Given a loss function for a defense, how do we tell if it's a good loss function? We have tried dumb things: eventually we succeed with enough distortion. Are there better methods? If for input x we had advex x', we could lerp(x,x') and look at the value over time. => not guaranteed to be correct in high dimensions, there might be a low dimensional path. Given x and adversarial example x', compute minimum number of linear segments [x, x1, x2, x3, ..., x'] such that loss function is monotonically decreasing. => there exists *A* path that is easy to find. Maximize the loss function instead of minimize. Check if *that* is possible. This is the same research question as I posed in one of the ideas earlier. I guess writing things down twice happens when you like the idea.

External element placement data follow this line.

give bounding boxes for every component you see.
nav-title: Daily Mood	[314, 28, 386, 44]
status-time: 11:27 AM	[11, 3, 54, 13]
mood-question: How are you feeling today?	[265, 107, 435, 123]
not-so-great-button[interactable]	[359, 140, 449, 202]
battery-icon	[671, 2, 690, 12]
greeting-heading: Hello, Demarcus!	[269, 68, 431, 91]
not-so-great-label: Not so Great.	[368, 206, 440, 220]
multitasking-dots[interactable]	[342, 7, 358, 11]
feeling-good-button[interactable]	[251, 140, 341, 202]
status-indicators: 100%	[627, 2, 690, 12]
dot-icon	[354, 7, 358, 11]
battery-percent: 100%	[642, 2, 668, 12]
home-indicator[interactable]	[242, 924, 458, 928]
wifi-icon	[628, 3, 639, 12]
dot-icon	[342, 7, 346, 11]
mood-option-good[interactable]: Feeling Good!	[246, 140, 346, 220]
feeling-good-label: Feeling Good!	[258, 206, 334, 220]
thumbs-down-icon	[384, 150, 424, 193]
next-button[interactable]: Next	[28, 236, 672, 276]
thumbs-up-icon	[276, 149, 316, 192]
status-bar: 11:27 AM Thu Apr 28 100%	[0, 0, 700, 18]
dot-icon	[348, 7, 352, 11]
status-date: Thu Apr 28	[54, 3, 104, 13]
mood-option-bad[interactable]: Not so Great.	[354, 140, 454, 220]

This became a paper one of my interns wrote.
New product to attack: apple's photo clustering? Photo's search? Not sure why I'd want to attack this, but you can see a shift a bit in some of my research interest in how to make attacks practical.
Attack these papers: Training DNNs with improved adversarial robustness. NeurIPS'18.
Robust detection of adversarial attacks by modeling the intrinsic properties of deep neural networks. NeurIPS'18.
A simple unified framework for detecting out-of-distribution samples and adversarial attacks. NeurIPS'18.
HyperGAN?
Adversarial defense by restricting the hidden space of deep ICCV.
Interpret neural networks by identifying critical data routing paths.
Adversarial defense through network profiling based path extraction.
These mostly turned into this paper
Perceptual adversarial examples with LGN model. See: YouTube Video I haven't thought about this at all. Maybe it would be interesting?

Conclusion

I've always found it fascinating to learn how other people approach their ideas. If you found this interesting, Leslie Lamport writes a short retrospecitve paragraph for each of his papers which I found fun to read; Ian Goodfellow published the git repository he used throughout his PhD; and maybe most famously John Carmack published his .plan files for what work he was doing at any moment in time.

If you have an interesting process I'd encourage you to share yours. And I hope you found mine interesting.